Current SMBG guidelines generally encompass only ongoing practice and recommend minimal (if any) monitoring for patients not treated pharmacologically and thus may have missed an important teaching opportunity by failing to make special recommendations for those who initiate SMBG. The benefit of SMBG may be further increased by better integrating SMBG practice into an overall program of health education (promoting patient-level behavioral modifications in response to SMBG readings) and therapeutic decision making (22
). Research is needed to develop specific clinical guidelines for patients regarding optimal timing and frequency of SMBG initiation and practice maintenance and to help clinicians better integrate patient's SMBG records into the therapeutic decision-making process.

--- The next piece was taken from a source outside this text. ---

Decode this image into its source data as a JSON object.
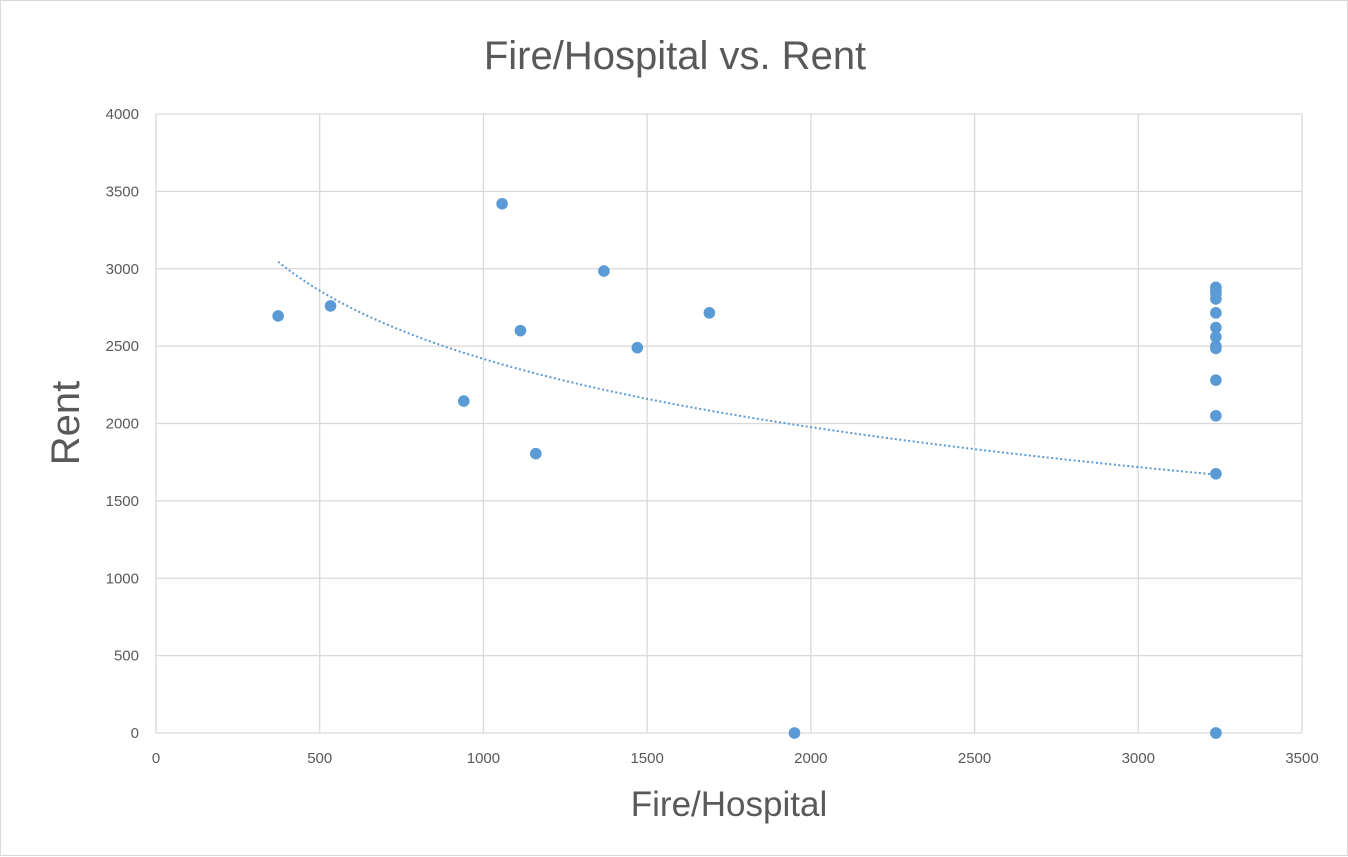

Evidence-based practice recommendations are rarely based on observational study findings, relying instead almost exclusively on randomized trials. Unfortunately, authors of the existing meta-analytic studies reported that few of the reviewed randomized studies were of high quality (i.e., design flaws, under-powered, or inadequate follow-up). The controversy surrounding this costly practice will not likely be resolved until a large-scale, well-designed randomized trial of SMBG adequately informs us about its effectiveness and cost-effectiveness. In the meantime, the similar finding of effect in the meta-analyses of existing randomized trials and this observational study is compelling enough evidence to warrant support of SMBG for motivated patients who are appropriately educated in its use.